Ayhan Başoğlu’nun çizgi romanı aracılığıyla popüler kültüre yatay geçiş yapan, 1960’larda Cüneyt Arkın’lı filmlerle sinemaya taşınan Malkoçoğulları aslında tarihte gerçekten yaşamış meşhur akıncı Türk ailelerindendir. Levent Cantek’in editörlüğünü üstlendiği ve el altından hiç uzaklaştırmadığım “Çizgili Hayat Kılavuzu” adlı kitapta (İletişim Yayınları, 2002), Rukiye Karadoğan bu filmlerin ve kahramanlarının özelliklerini şahane toparlar: “...Bir orduyu tek başına dağıtabilen, metrelerce yükseklikteki kalelere, surlara bir sıçrayışta ulaşabilen, aynı anda ve tek vuruşta onlarca düşmanı kılıçtan geçirebilen, beş ayrı yöndeki hedefi aynı anda fırlattığı beş okla vurabilen, cümle âlem kadınlarını kendisine hayran eden, bileği ve yüreği güçlü kahramanlar...” Sinema Genel Müdürü’ne göre (kartvizit çok havalı olmuş ama tebrik ederim) “gişe ve aile filmi”ne örnek olacak Malkoçoğlu filmleri böyle bir şeydir işte.
82 sinemacı (Semih Kaplanoğlu’ndan Derviş Zaim’e, Kutluğ Ataman’dan Yeşim Ustaoğlu’na...) bu açıklamaya “sansür ve adam kayırma” diyerek tepki gösterdi.
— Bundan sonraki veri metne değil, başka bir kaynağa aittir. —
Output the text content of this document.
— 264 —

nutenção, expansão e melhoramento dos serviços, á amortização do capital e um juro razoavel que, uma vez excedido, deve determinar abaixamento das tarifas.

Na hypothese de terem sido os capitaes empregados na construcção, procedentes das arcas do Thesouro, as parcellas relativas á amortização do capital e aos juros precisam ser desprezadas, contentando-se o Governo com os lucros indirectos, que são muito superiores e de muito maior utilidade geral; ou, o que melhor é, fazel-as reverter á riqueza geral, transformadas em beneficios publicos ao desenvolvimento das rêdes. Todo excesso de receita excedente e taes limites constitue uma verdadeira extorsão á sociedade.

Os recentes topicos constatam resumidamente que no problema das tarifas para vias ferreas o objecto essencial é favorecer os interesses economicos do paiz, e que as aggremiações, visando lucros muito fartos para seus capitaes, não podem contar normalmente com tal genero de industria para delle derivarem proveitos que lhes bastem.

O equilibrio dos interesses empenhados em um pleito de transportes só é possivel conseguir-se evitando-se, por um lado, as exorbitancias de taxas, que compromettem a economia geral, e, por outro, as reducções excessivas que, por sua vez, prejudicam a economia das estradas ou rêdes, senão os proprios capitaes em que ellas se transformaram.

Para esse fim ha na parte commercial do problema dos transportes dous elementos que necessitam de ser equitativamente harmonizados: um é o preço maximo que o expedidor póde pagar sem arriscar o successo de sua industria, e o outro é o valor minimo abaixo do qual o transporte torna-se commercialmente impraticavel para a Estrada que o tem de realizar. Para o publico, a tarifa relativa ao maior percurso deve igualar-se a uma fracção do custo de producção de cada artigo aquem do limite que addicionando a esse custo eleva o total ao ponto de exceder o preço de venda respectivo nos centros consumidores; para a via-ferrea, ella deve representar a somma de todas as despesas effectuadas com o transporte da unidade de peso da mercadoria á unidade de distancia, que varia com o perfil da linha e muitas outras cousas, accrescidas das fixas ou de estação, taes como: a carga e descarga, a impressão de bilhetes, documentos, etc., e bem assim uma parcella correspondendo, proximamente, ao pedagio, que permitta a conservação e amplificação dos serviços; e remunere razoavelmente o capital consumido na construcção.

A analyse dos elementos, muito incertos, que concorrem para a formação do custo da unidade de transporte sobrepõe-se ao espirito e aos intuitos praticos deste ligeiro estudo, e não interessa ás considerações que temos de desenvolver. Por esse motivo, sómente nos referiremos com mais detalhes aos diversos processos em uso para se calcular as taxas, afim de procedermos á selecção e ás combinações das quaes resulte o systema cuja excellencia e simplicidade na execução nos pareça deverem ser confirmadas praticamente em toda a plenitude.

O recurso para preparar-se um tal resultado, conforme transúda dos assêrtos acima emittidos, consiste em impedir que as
Ahmet Turan Alkan, Zaman’daki sütununda, tepki gösteren sinemacılarla kendine has üslubuyla dalgasını geçerken “Kategorik bir alerji mevzubahis değil çocuklar” dedi ve Hıncal Uluç’un hep açık tuttuğu “Zaten anlaşılmaz filmler çeker bu entel tayfası” sancağının altına giriverdi.
Benim durumum ise karışık sevgili okur. Malkoçoğlu, Battal Gazi filmleriyle büyüyen, eğlenen kuşaklardanım. Ama siz bana bakmayın. Benim bu tarz filmlere aşkım başkadır. “Kilink Uçan Adama Karşı”dan “Kaplan Adam Dehşet Adası”na, “Yılmayan Şeytan”dan “Zagor Kara Bela”ya her tür ucuz ve eğlenceli filmi severim. Ama Sinema Genel Müdürü (hâlâ anlayamıyorum sinemanın bir genel müdürü olmasını ya, her neyse) ortaya çıkıp, mührünü sallayarak “Daha da sanat filmleriyle uğraşmam. Bana gişe gerek gişe... Bana Malkoç gerek Malkoç...” dediğinde ben de Malkoç esintili bir “Savulun uleeyn!” çekip o 82 sinemacının cephesinde yer alırım. Türk Sineması’nın gurur kaynağı filmleri yapan sinema sanatçılarına ayrımcılık ve haksızlık yapılırsa, benim tanıdığım Malkoç da, Battal da, Karaoğlan da ve hatta Tarkan da yardıma koşar. Kilink (Killing) de gelir mi onu bilmem ama gelirse ona ayrıca sevinirim bu arada. Bu kadar. The End.